Dans sa décision, le CEDS estime que lorsque les États choisissent de fournir de l'énergie par l'intermédiaire d'entreprises privées, ils ne peuvent pas « sous-traiter » leurs obligations en matière de droits humains à ces entreprises. La garantie des droits de la Charte reste une responsabilité de l'État.
Lorsque les personnes ont un accès irrégulier ou n'ont pas du tout accès à l'énergie pendant une période prolongée, elles sont « en situation de pauvreté énergétique » - une situation qui soulève de sérieuses préoccupations en ce qui concerne le droit à la protection contre la pauvreté et l'exclusion sociale énoncé dans la Charte.
La réclamation a été déposée en 2022 par la Fédération européenne des associations nationales travaillant avec les sans-abri (FEANTSA), Magistrats Européens pour la Démocratie et les Libertés (MEDEL), Confederación Sindical de Comisiones Obreras (CCOO) et Mouvement international ATD Quart Monde.

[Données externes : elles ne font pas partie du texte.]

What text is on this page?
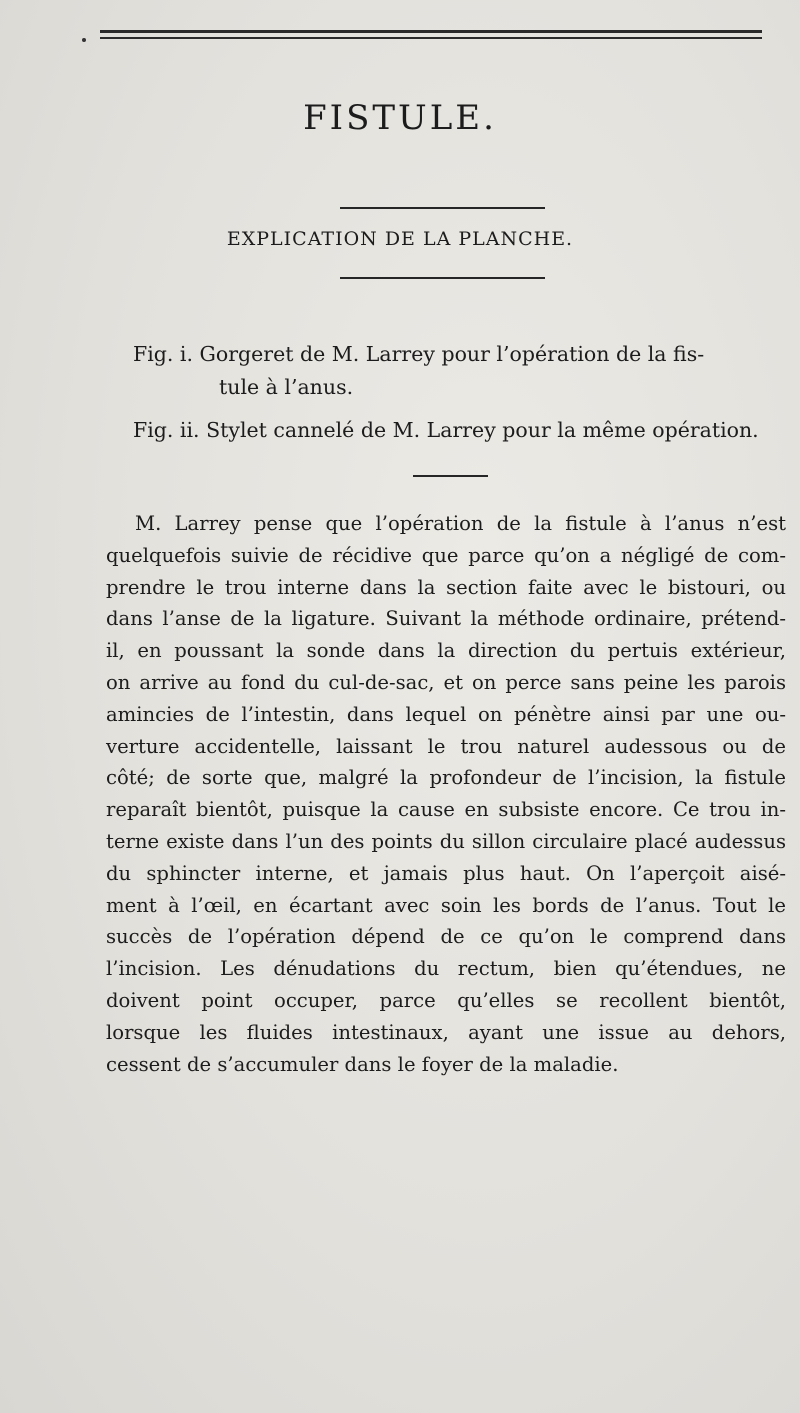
FISTULE.
EXPLICATION DE LA PLANCHE.
Fig. i. Gorgeret de M. Larrey pour l’opération de la fis-
tule à l’anus.
Fig. ii. Stylet cannelé de M. Larrey pour la même opération.
M. Larrey pense que l’opération de la fistule à l’anus n’est
quelquefois suivie de récidive que parce qu’on a négligé de com-
prendre le trou interne dans la section faite avec le bistouri, ou
dans l’anse de la ligature. Suivant la méthode ordinaire, prétend-
il, en poussant la sonde dans la direction du pertuis extérieur,
on arrive au fond du cul-de-sac, et on perce sans peine les parois
amincies de l’intestin, dans lequel on pénètre ainsi par une ou-
verture accidentelle, laissant le trou naturel audessous ou de
côté; de sorte que, malgré la profondeur de l’incision, la fistule
reparaît bientôt, puisque la cause en subsiste encore. Ce trou in-
terne existe dans l’un des points du sillon circulaire placé audessus
du sphincter interne, et jamais plus haut. On l’aperçoit aisé-
ment à l’œil, en écartant avec soin les bords de l’anus. Tout le
succès de l’opération dépend de ce qu’on le comprend dans
l’incision. Les dénudations du rectum, bien qu’étendues, ne
doivent point occuper, parce qu’elles se recollent bientôt,
lorsque les fluides intestinaux, ayant une issue au dehors,
cessent de s’accumuler dans le foyer de la maladie.
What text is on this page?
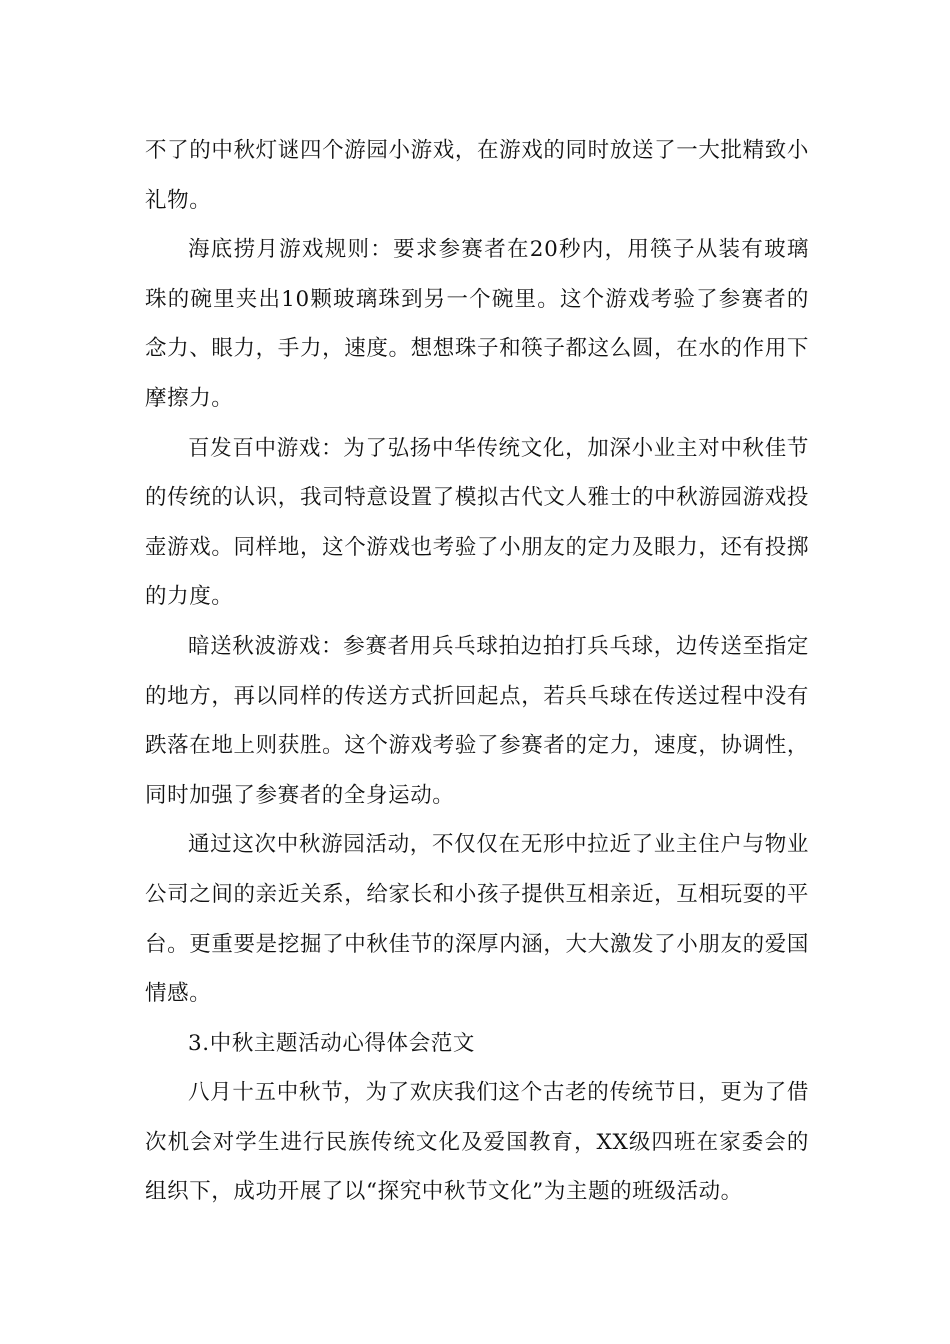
不了的中秋灯谜四个游园小游戏，在游戏的同时放送了一大批精致小礼物。

海底捞月游戏规则：要求参赛者在20秒内，用筷子从装有玻璃珠的碗里夹出10颗玻璃珠到另一个碗里。这个游戏考验了参赛者的念力、眼力，手力，速度。想想珠子和筷子都这么圆，在水的作用下摩擦力。

百发百中游戏：为了弘扬中华传统文化，加深小业主对中秋佳节的传统的认识，我司特意设置了模拟古代文人雅士的中秋游园游戏投壶游戏。同样地，这个游戏也考验了小朋友的定力及眼力，还有投掷的力度。

暗送秋波游戏：参赛者用兵乓球拍边拍打兵乓球，边传送至指定的地方，再以同样的传送方式折回起点，若兵乓球在传送过程中没有跌落在地上则获胜。这个游戏考验了参赛者的定力，速度，协调性，同时加强了参赛者的全身运动。

通过这次中秋游园活动，不仅仅在无形中拉近了业主住户与物业公司之间的亲近关系，给家长和小孩子提供互相亲近，互相玩耍的平台。更重要是挖掘了中秋佳节的深厚内涵，大大激发了小朋友的爱国情感。

3.中秋主题活动心得体会范文

八月十五中秋节，为了欢庆我们这个古老的传统节日，更为了借次机会对学生进行民族传统文化及爱国教育，XX级四班在家委会的组织下，成功开展了以“探究中秋节文化”为主题的班级活动。
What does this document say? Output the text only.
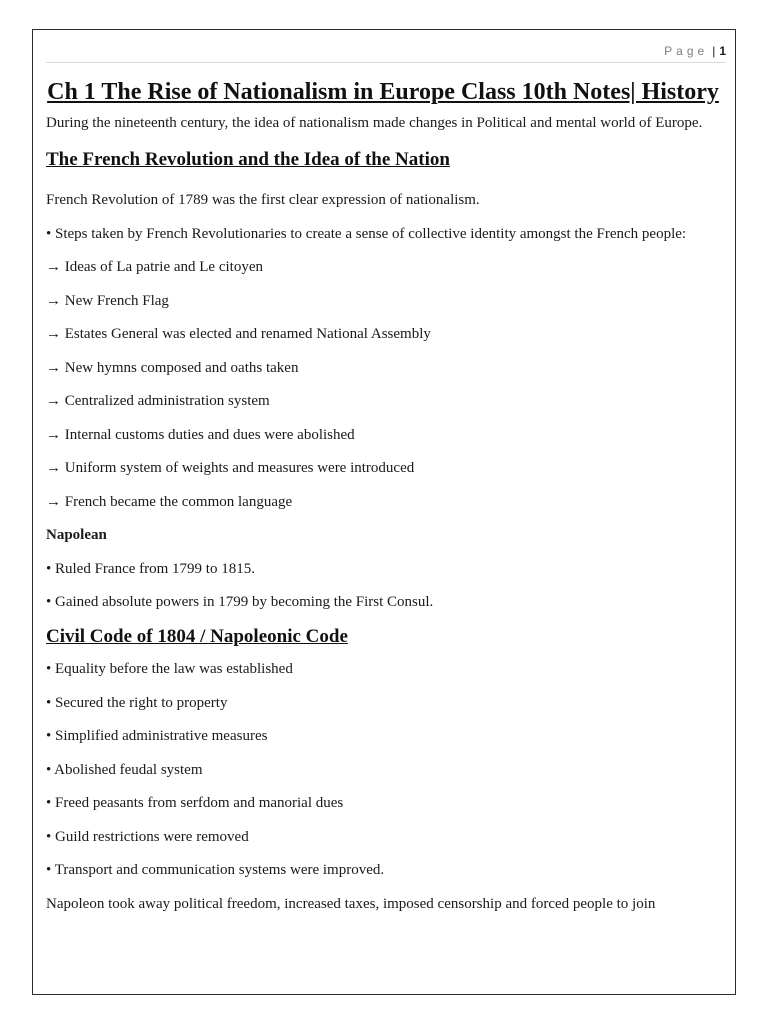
Page | 1
Ch 1 The Rise of Nationalism in Europe Class 10th Notes| History

During the nineteenth century, the idea of nationalism made changes in Political and mental world of Europe.

The French Revolution and the Idea of the Nation

French Revolution of 1789 was the first clear expression of nationalism.

• Steps taken by French Revolutionaries to create a sense of collective identity amongst the French people:

→ Ideas of La patrie and Le citoyen

→ New French Flag

→ Estates General was elected and renamed National Assembly

→ New hymns composed and oaths taken

→ Centralized administration system

→ Internal customs duties and dues were abolished

→ Uniform system of weights and measures were introduced

→ French became the common language

Napolean

• Ruled France from 1799 to 1815.

• Gained absolute powers in 1799 by becoming the First Consul.

Civil Code of 1804 / Napoleonic Code

• Equality before the law was established

• Secured the right to property

• Simplified administrative measures

• Abolished feudal system

• Freed peasants from serfdom and manorial dues

• Guild restrictions were removed

• Transport and communication systems were improved.

Napoleon took away political freedom, increased taxes, imposed censorship and forced people to join
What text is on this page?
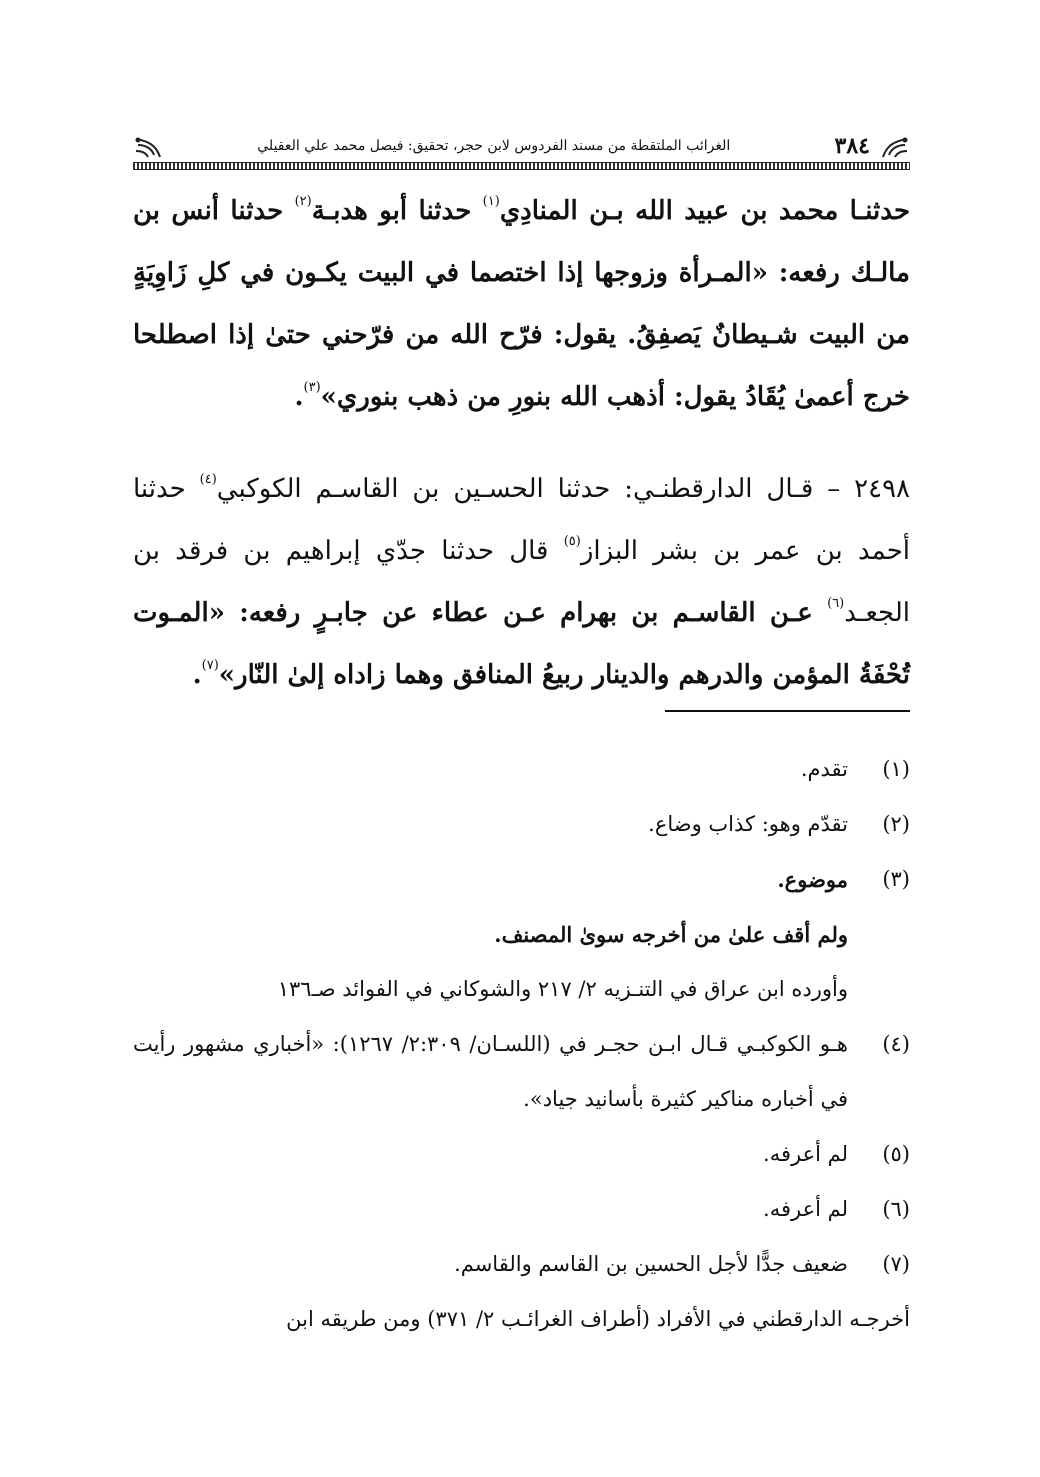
٣٨٤
الغرائب الملتقطة من مسند الفردوس لابن حجر، تحقيق: فيصل محمد علي العقيلي
حدثنـا محمد بن عبيد الله بـن المنادِي$^{(١)}$ حدثنا أبو هدبـة$^{(٢)}$ حدثنا أنس بن مالـك رفعه: «المـرأة وزوجها إذا اختصما في البيت يكـون في كلِ زَاوِيَةٍ من البيت شـيطانٌ يَصفِقُ. يقول: فرّح الله من فرّحني حتىٰ إذا اصطلحا خرج أعمىٰ يُقَادُ يقول: أذهب الله بنورِ من ذهب بنوري»$^{(٣)}$.
٢٤٩٨ – قـال الدارقطنـي: حدثنا الحسـين بن القاسـم الكوكبي$^{(٤)}$ حدثنا أحمد بن عمر بن بشر البزاز$^{(٥)}$ قال حدثنا جدّي إبراهيم بن فرقد بن الجعـد$^{(٦)}$ عـن القاسـم بن بهرام عـن عطاء عن جابـرٍ رفعه: «المـوت تُحْفَةُ المؤمن والدرهم والدينار ربيعُ المنافق وهما زاداه إلىٰ النّار»$^{(٧)}$.
(١)
تقدم.
(٢)
تقدّم وهو: كذاب وضاع.
(٣)
موضوع.
ولم أقف علىٰ من أخرجه سوىٰ المصنف.
وأورده ابن عراق في التنـزيه ٢/ ٢١٧ والشوكاني في الفوائد صـ١٣٦
(٤)
هـو الكوكبـي قـال ابـن حجـر في (اللسـان/ ٢:٣٠٩/ ١٢٦٧): «أخباري مشهور رأيت في أخباره مناكير كثيرة بأسانيد جياد».
(٥)
لم أعرفه.
(٦)
لم أعرفه.
(٧)
ضعيف جدًّا لأجل الحسين بن القاسم والقاسم.
أخرجـه الدارقطني في الأفراد (أطراف الغرائـب ٢/ ٣٧١) ومن طريقه ابن
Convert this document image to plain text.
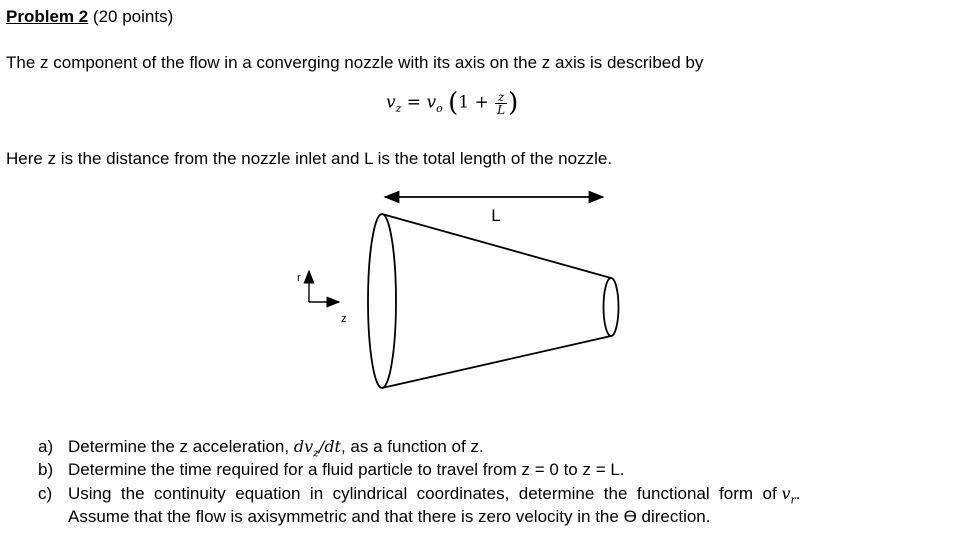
Problem 2 (20 points)
The z component of the flow in a converging nozzle with its axis on the z axis is described by
$v_z = v_o$ ($1 + \frac{z}{L}$ )
Here z is the distance from the nozzle inlet and L is the total length of the nozzle.
L
r
z
a) Determine the z acceleration, $dv_z/dt$, as a function of z.
b) Determine the time required for a fluid particle to travel from z = 0 to z = L.
c) Using  the  continuity  equation  in  cylindrical  coordinates,  determine  the  functional  form  of $v_r$.
Assume that the flow is axisymmetric and that there is zero velocity in the ϴ direction.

Les organisations réclamantes ont allégué que les coupures de courant, qui ont commencé en octobre 2020 et se poursuivent toujours, affectent certaines parties du bidonville de Cañada Real Galiana, ce qui a un impact négatif grave sur la vie d'au moins 4 500 habitants, dont environ 1 800 enfants. La réclamation affirme que la situation constitue une violation de plusieurs dispositions de la Charte.